Inquirer celebrates 29 years of providing black news

June 08, 2004
On March 21, 1827, the Black Press in America was born with the founding of the first black published newspaper, Freedom’s Journal. With the simple printed message—”We wish to plead our own cause. Too long have others spoken for us.”—did its editor John B. Russwurm and the Rev. Samuel Cornish embark on their crusade to agitate ruthlessly against the inhumanity of slavery. Though Freedom’s Journal was only a four page tabloid, 10" x 15" in size, it was a giant of its time, establishing a tradition of hard hitting journalism that was to be emulated time and time again during the years that followed.
     That this black newspaper ever saw print in the first place is something of a miracle in and of itself, considering the great length that America took to keep the black masses illiterate and untrained in all but the most menial skills.
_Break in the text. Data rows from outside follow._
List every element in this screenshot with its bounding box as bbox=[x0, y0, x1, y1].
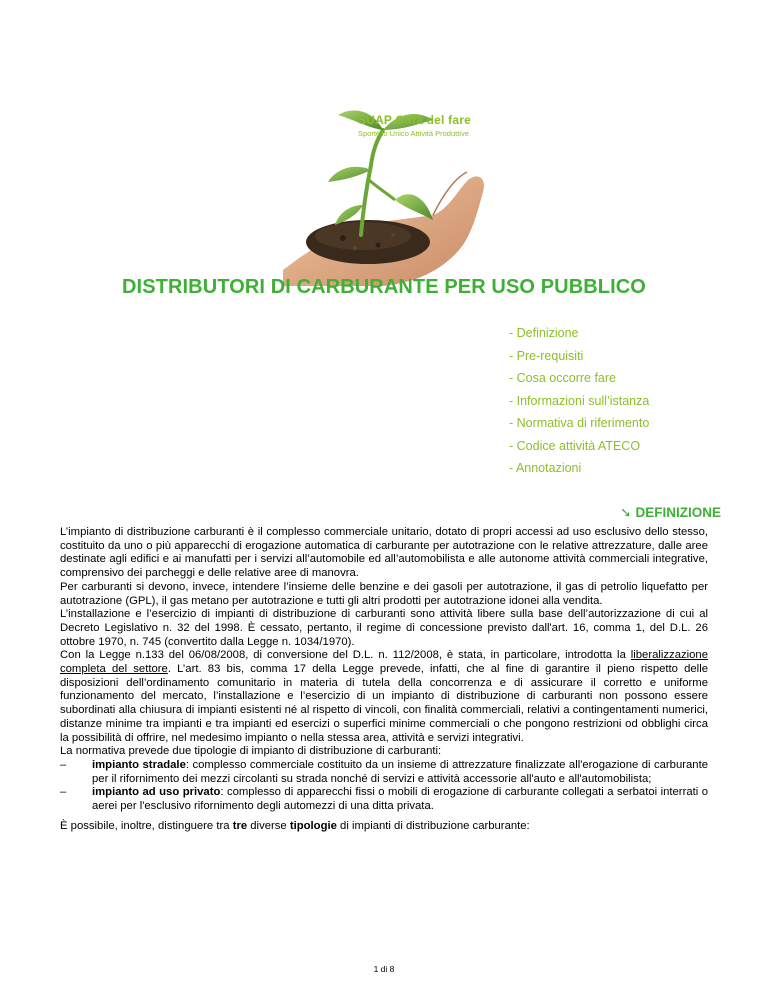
arrow-down-right-icon: ➘ bbox=[620, 505, 632, 520]
logo-image bbox=[283, 70, 495, 286]
toc-item-informazioni-istanza[interactable]: - Informazioni sull’istanza bbox=[509, 393, 650, 408]
list-item bbox=[60, 786, 708, 813]
toc-item-normativa[interactable]: - Normativa di riferimento bbox=[509, 416, 650, 430]
text-run: È possibile, inoltre, distinguere tra bbox=[60, 819, 233, 832]
bullet-text: : complesso commerciale costituito da un insieme di attrezzature finalizzate all'erogazione di carburante per il rifornimento dei mezzi circolanti su strada nonché di servizi e attività accessorie all'auto e all'automobilista; bbox=[92, 758, 708, 785]
toc-item-prerequisiti[interactable]: - Pre-requisiti bbox=[509, 348, 584, 363]
liberalizzazione-link[interactable]: liberalizzazione completa del settore bbox=[60, 649, 708, 676]
paragraph-legge-133-intro: Con la Legge n.133 del 06/08/2008, di conversione del D.L. n. 112/2008, è stata, in particolare, introdotta la bbox=[60, 649, 631, 662]
table-of-contents bbox=[509, 322, 649, 480]
text-run-bold: tre bbox=[232, 819, 248, 832]
page-number: 1 di 8 bbox=[373, 964, 395, 974]
toc-item-definizione[interactable]: - Definizione bbox=[509, 326, 579, 340]
paragraph-carburanti: Per carburanti si devono, invece, intendere l’insieme delle benzine e dei gasoli per autotrazione, il gas di petrolio liquefatto per autotrazione (GPL), il gas metano per autotrazione e tutti gli altri prodotti per autotrazione idonei alla vendita. bbox=[60, 580, 708, 607]
toc-item-cosa-occorre-fare[interactable]: - Cosa occorre fare bbox=[509, 371, 616, 385]
paragraph-tre-tipologie bbox=[60, 820, 708, 834]
paragraph-legge-133-rest: . L’art. 83 bis, comma 17 della Legge prevede, infatti, che al fine di garantire il pieno rispetto delle disposizioni dell’ordinamento comunitario in materia di tutela della concorrenza e di assicurare il corretto e uniforme funzionamento del mercato, l’installazione e l’esercizio di un impianto di distribuzione di carburanti non possono essere subordinati alla chiusura di impianti esistenti né al rispetto di vincoli, con finalità commerciali, relativi a contingentamenti numerici, distanze minime tra impianti e tra impianti ed esercizi o superfici minime commerciali o che pongono restrizioni od obblighi circa la possibilità di offrire, nel medesimo impianto o nella stessa area, attività e servizi integrativi. bbox=[60, 663, 708, 744]
bullet-dash: – bbox=[60, 758, 67, 771]
text-run: di impianti di distribuzione carburante: bbox=[336, 819, 530, 832]
logo-subtitle: Sportello Unico Attività Produttive bbox=[358, 129, 469, 138]
logo-title: SUAP Città del fare bbox=[358, 113, 471, 127]
text-run: diverse bbox=[247, 819, 290, 832]
section-heading-text: DEFINIZIONE bbox=[635, 505, 721, 520]
paragraph-tipologie: La normativa prevede due tipologie di impianto di distribuzione di carburanti: bbox=[60, 745, 442, 758]
seedling-hand-illustration bbox=[283, 70, 495, 286]
bullet-term: impianto stradale bbox=[92, 758, 186, 771]
text-run-bold: tipologie bbox=[289, 819, 337, 832]
toc-item-codice-ateco[interactable]: - Codice attività ATECO bbox=[509, 438, 641, 453]
toc-item-annotazioni[interactable]: - Annotazioni bbox=[509, 461, 582, 475]
section-heading bbox=[620, 505, 721, 521]
list-item bbox=[60, 759, 708, 786]
bullet-text: : complesso di apparecchi fissi o mobili di erogazione di carburante collegati a serbatoi interrati o aerei per l'esclusivo rifornimento degli automezzi di una ditta privata. bbox=[92, 786, 708, 813]
paragraph-definition: L’impianto di distribuzione carburanti è il complesso commerciale unitario, dotato di propri accessi ad uso esclusivo dello stesso, costituito da uno o più apparecchi di erogazione automatica di carburante per autotrazione con le relative attrezzature, dalle aree destinate agli edifici e ai manufatti per i servizi all’automobile ed all’automobilista e alle autonome attività commerciali integrative, comprensivo dei parcheggi e delle relative aree di manovra. bbox=[60, 526, 708, 580]
paragraph-legge-133 bbox=[60, 649, 708, 745]
bullet-dash: – bbox=[60, 786, 67, 799]
paragraph-installazione: L’installazione e l’esercizio di impianti di distribuzione di carburanti sono attività libere sulla base dell’autorizzazione di cui al Decreto Legislativo n. 32 del 1998. È cessato, pertanto, il regime di concessione previsto dall'art. 16, comma 1, del D.L. 26 ottobre 1970, n. 745 (convertito dalla Legge n. 1034/1970). bbox=[60, 608, 708, 648]
bullet-term: impianto ad uso privato bbox=[92, 786, 221, 799]
page-title: DISTRIBUTORI DI CARBURANTE PER USO PUBBLICO bbox=[122, 276, 646, 298]
body-content bbox=[60, 526, 708, 833]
It is a tribute to the tenacity and determination of those stout black souls, many of them freed slaves, who succeeded in securing for themselves sufficient education to become great orators, poets, and writers, capable of chronicling the moving accounts of their former lives under bondage. They were indeed a voice of conscience and courage for their down-trodden and powerless brothers and sisters who, under the threat of great bodily harm, were forced to endure untold miseries in silence.
     When Russworm left Freedom’s Journal in 1828 to undertake a career as editor and government official in Liberia, Cornish continued publishing the weekly under the name of Rights for All until late 1829, when it folded. As this pioneer journalistic effort disappeared from the scene, other black newspapers, spurred on by its brief success and huge impact, sprang to replace it. Among them were Appeal in 1829, published out of Boston by David Walker, who advocated eliminating slavery through violence, and Hope of Liberty published by George Moses Horton in Raleigh. In all, some 40 struggling black newspapers surfaced during the period between 1827 and 1865, each addressing the issue of slavery in its own unique style.